Madhu–Kaiṭabha, Nārāyaṇa’s Yoga-Nidrā, Rudra’s Manifestation, and the Aṣṭamūrti–Trimūrti Teaching
क्रोधेन महताविष्टौ महापर्वतविग्रहौ / कर्णान्तरसमुद्भूतौ देवदेवस्य शार्ङ्गिणः
krodhena mahatāviṣṭau mahāparvatavigrahau / karṇāntarasamudbhūtau devadevasya śārṅgiṇaḥ
അവർ മഹാക്രോധത്തിൽ ആവിഷ്ടരായി, മഹാപർവ്വതങ്ങളെപ്പോലെയുള്ള ദേഹമുള്ളവർ; ദേവദേവനായ ശാർങ്ഗധാരിയായ പ്രഭുവിന്റെ കർണ്ണഗുഹയുടെ അന്തരത്തിൽ നിന്നാണ് അവർ ഉദ്ഭവിച്ചത്.
Sūta (narrator) recounting the Purāṇic episode to the sages (Naimiṣāraṇya frame)
Primary Rasa: raudra
Secondary Rasa: adbhuta
It implies that even fierce, world-shaking forces can arise within the sphere of the Supreme Lord; the Self remains sovereign, the source in which opposites like calm and wrath appear without diminishing transcendence.

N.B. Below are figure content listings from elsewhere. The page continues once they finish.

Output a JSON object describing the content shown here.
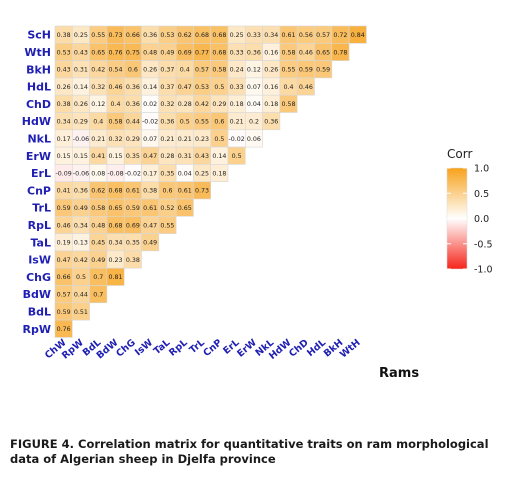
{
  "figure_caption": "FIGURE 4. Correlation matrix for quantitative traits on ram morphological data of Algerian sheep in Djelfa province",
  "chart_data": {
    "type": "heatmap",
    "annotation": "Rams",
    "legend": {
      "title": "Corr",
      "placement": "right",
      "ticks": [
        "1.0",
        "0.5",
        "0.0",
        "-0.5",
        "-1.0"
      ],
      "tick_values": [
        1.0,
        0.5,
        0.0,
        -0.5,
        -1.0
      ]
    },
    "colors": {
      "positive": "#f7a21b",
      "neutral": "#ffffff",
      "negative": "#f5251a",
      "label": "#1f1fb4",
      "grid": "#d8d8d8"
    },
    "row_labels": [
      "ScH",
      "WtH",
      "BkH",
      "HdL",
      "ChD",
      "HdW",
      "NkL",
      "ErW",
      "ErL",
      "CnP",
      "TrL",
      "RpL",
      "TaL",
      "IsW",
      "ChG",
      "BdW",
      "BdL",
      "RpW"
    ],
    "col_labels": [
      "ChW",
      "RpW",
      "BdL",
      "BdW",
      "ChG",
      "IsW",
      "TaL",
      "RpL",
      "TrL",
      "CnP",
      "ErL",
      "ErW",
      "NkL",
      "HdW",
      "ChD",
      "HdL",
      "BkH",
      "WtH"
    ],
    "values": [
      [
        "0.38",
        "0.25",
        "0.55",
        "0.73",
        "0.66",
        "0.36",
        "0.53",
        "0.62",
        "0.68",
        "0.68",
        "0.25",
        "0.33",
        "0.34",
        "0.61",
        "0.56",
        "0.57",
        "0.72",
        "0.84"
      ],
      [
        "0.53",
        "0.43",
        "0.65",
        "0.76",
        "0.75",
        "0.48",
        "0.49",
        "0.69",
        "0.77",
        "0.68",
        "0.33",
        "0.36",
        "0.16",
        "0.58",
        "0.46",
        "0.65",
        "0.78"
      ],
      [
        "0.43",
        "0.31",
        "0.42",
        "0.54",
        "0.6",
        "0.26",
        "0.37",
        "0.4",
        "0.57",
        "0.58",
        "0.24",
        "0.12",
        "0.26",
        "0.55",
        "0.59",
        "0.59"
      ],
      [
        "0.26",
        "0.14",
        "0.32",
        "0.46",
        "0.36",
        "0.14",
        "0.37",
        "0.47",
        "0.53",
        "0.5",
        "0.33",
        "0.07",
        "0.16",
        "0.4",
        "0.46"
      ],
      [
        "0.38",
        "0.26",
        "0.12",
        "0.4",
        "0.36",
        "0.02",
        "0.32",
        "0.28",
        "0.42",
        "0.29",
        "0.18",
        "0.04",
        "0.18",
        "0.58"
      ],
      [
        "0.34",
        "0.29",
        "0.4",
        "0.58",
        "0.44",
        "-0.02",
        "0.36",
        "0.5",
        "0.55",
        "0.6",
        "0.21",
        "0.2",
        "0.36"
      ],
      [
        "0.17",
        "-0.06",
        "0.21",
        "0.32",
        "0.29",
        "0.07",
        "0.21",
        "0.21",
        "0.23",
        "0.5",
        "-0.02",
        "0.06"
      ],
      [
        "0.15",
        "0.15",
        "0.41",
        "0.15",
        "0.35",
        "0.47",
        "0.28",
        "0.31",
        "0.43",
        "0.14",
        "0.5"
      ],
      [
        "-0.09",
        "-0.06",
        "0.08",
        "-0.08",
        "-0.02",
        "0.17",
        "0.35",
        "0.04",
        "0.25",
        "0.18"
      ],
      [
        "0.41",
        "0.36",
        "0.62",
        "0.68",
        "0.61",
        "0.38",
        "0.6",
        "0.61",
        "0.73"
      ],
      [
        "0.59",
        "0.49",
        "0.58",
        "0.65",
        "0.59",
        "0.61",
        "0.52",
        "0.65"
      ],
      [
        "0.46",
        "0.34",
        "0.48",
        "0.68",
        "0.69",
        "0.47",
        "0.55"
      ],
      [
        "0.19",
        "0.13",
        "0.45",
        "0.34",
        "0.35",
        "0.49"
      ],
      [
        "0.47",
        "0.42",
        "0.49",
        "0.23",
        "0.38"
      ],
      [
        "0.66",
        "0.5",
        "0.7",
        "0.81"
      ],
      [
        "0.57",
        "0.44",
        "0.7"
      ],
      [
        "0.59",
        "0.51"
      ],
      [
        "0.76"
      ]
    ]
  }
}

No direct practice is prescribed in this verse; it functions as mythic groundwork. In the Kurma Purana’s broader arc, such episodes motivate later disciplines—self-mastery over krodha (anger), sense-withdrawal, and devotion—central to its Yoga-śāstra and Pāśupata-oriented teachings.
While explicitly Vaishnava in imagery (Śārṅgin), the Kurma Purana’s synthesis treats the supreme lordship (devadeva) as a shared theological register; the episode supports the Purana’s non-sectarian frame where ultimate sovereignty is affirmed without denying Shaiva pathways taught elsewhere.